I shall pick out just one more instance from the many memories of pre-independence days.

This was again at Anand Bhavan where I had gone to see Jawaharlal in connection with some programme and found him talking to Lal Bahadur Shastri. Hari, Jawaharlal’s personal attendant, came in and announced that a boy was outside insisting on seeing Nehru but refusing to disclose the reason why. Jawaharlal asked Lal Bahadurji to look into it and as I also walked out at the same time I witnessed his meeting with the young man.
At first he would not tell Lal Bahadur why he wanted to see Nehru but was obviously very excited and nervous. Finally on being pressed, he said, “I wanted to hand this over to Jawaharlalji” and thrust into Lal Bahadur’s hands a round object wrapped up in a newspaper. It was so heavy that Lal Bahadurji had to hold it with both hands.

In the minds of both of us flashed the image of a bomb exploding in Nehru’s hands. Somehow Lal Bahadur managed not to drop the parcel. He sharply enquired, “What is it?”

“Open it and see,” said the young man. On unwrapping the newspaper, we found what looked like a stone football and a stone mortar. Completely baffled both Lal Bahadur and I stared at the young man trying to guess what these objects were.

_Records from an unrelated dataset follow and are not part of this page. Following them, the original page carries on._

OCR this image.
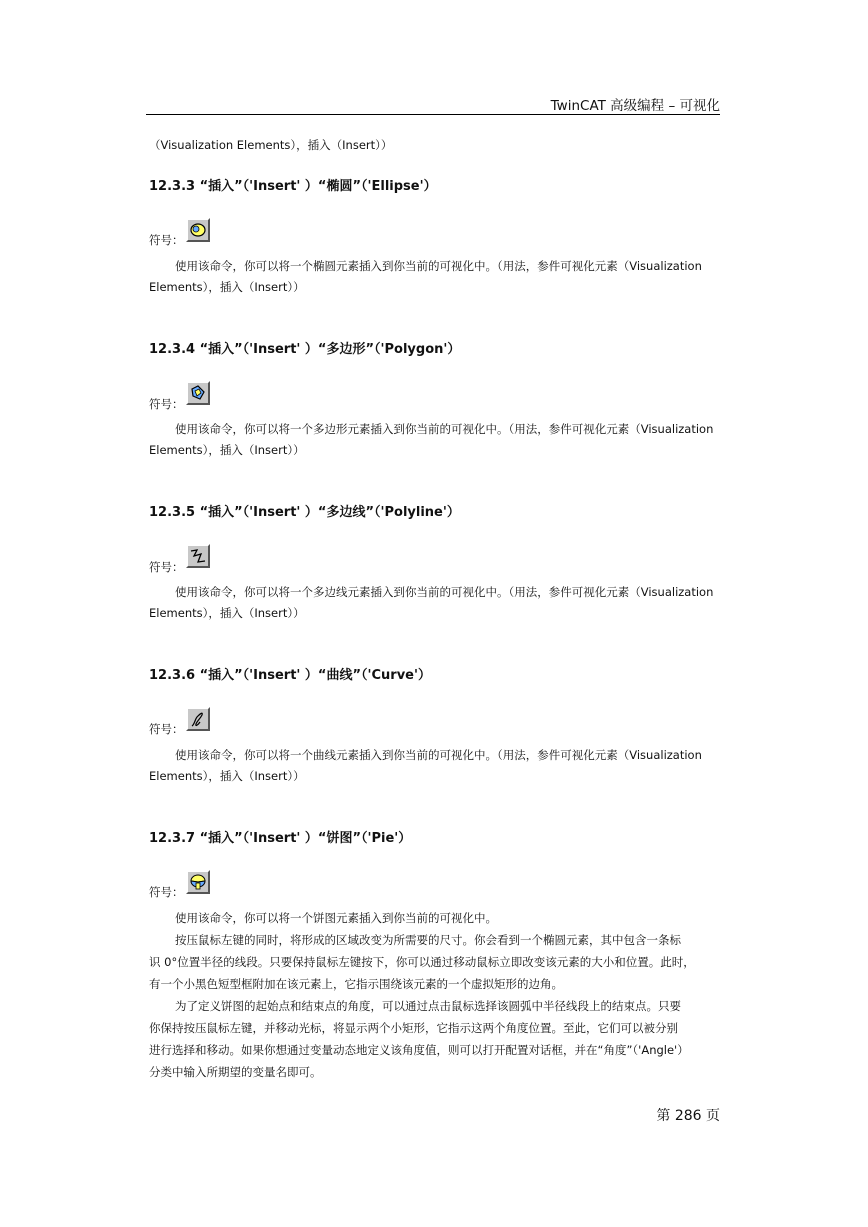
TwinCAT 高级编程 – 可视化
（Visualization Elements），插入（Insert））
12.3.3 “插入”（'Insert' ）“椭圆”（'Ellipse'）
符号：
使用该命令，你可以将一个椭圆元素插入到你当前的可视化中。（用法，参件可视化元素（Visualization
Elements），插入（Insert））
12.3.4 “插入”（'Insert' ）“多边形”（'Polygon'）
符号：
使用该命令，你可以将一个多边形元素插入到你当前的可视化中。（用法，参件可视化元素（Visualization
Elements），插入（Insert））
12.3.5 “插入”（'Insert' ）“多边线”（'Polyline'）
符号：
使用该命令，你可以将一个多边线元素插入到你当前的可视化中。（用法，参件可视化元素（Visualization
Elements），插入（Insert））
12.3.6 “插入”（'Insert' ）“曲线”（'Curve'）
符号：
使用该命令，你可以将一个曲线元素插入到你当前的可视化中。（用法，参件可视化元素（Visualization
Elements），插入（Insert））
12.3.7 “插入”（'Insert' ）“饼图”（'Pie'）
符号：
使用该命令，你可以将一个饼图元素插入到你当前的可视化中。
按压鼠标左键的同时，将形成的区域改变为所需要的尺寸。你会看到一个椭圆元素，其中包含一条标
识 0°位置半径的线段。只要保持鼠标左键按下，你可以通过移动鼠标立即改变该元素的大小和位置。此时，
有一个小黑色短型框附加在该元素上，它指示围绕该元素的一个虚拟矩形的边角。
为了定义饼图的起始点和结束点的角度，可以通过点击鼠标选择该圆弧中半径线段上的结束点。只要
你保持按压鼠标左键，并移动光标，将显示两个小矩形，它指示这两个角度位置。至此，它们可以被分别
进行选择和移动。如果你想通过变量动态地定义该角度值，则可以打开配置对话框，并在“角度”（'Angle'）
分类中输入所期望的变量名即可。
第 286 页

By now he was calm enough to give us his explanation. It seemed that he had gone to the Alfred Park, had broken off the mace and the sceptre from the statue of Queen Victoria and brought them as an offering for Nehru.
With these objects in is hand, Lal Bahadurji went back to Jawaharlal’s office and told him the whole story. Jawaharlal’s first reaction was one of sharp annoyance.

“What a stupid thing to do,” he said. “Why on earth should he come to me with these objects? Why should I see him?” But both Lal Bahadur and I thought of the young man’s agitated face burning with the zeal to accomplish daring deeds, and of his disappointment if Nehru should not meet him. Almost simultaneously we both said: “He thought this was the finest thing he could do to express his patriotic and anti-imperialistic feelings. You cannot disappoint him by refusing to see him.”

Of course Nehru saw him after all, spoke to him very gently but firmly, appreciated his desire to free the motherland from British bondage but said in the end: “Don’t you realise this was a futile action? Would you like me to return these objects now to the Municipal Board which is supposed to be in charge of such property? Will you try in future to use your revolutionary fervour in more fruitful ways?”

The young man, slightly abashed, touched Nehru’s feet but when he walked out it was with a conscious glow on his face and a proud lift to his head.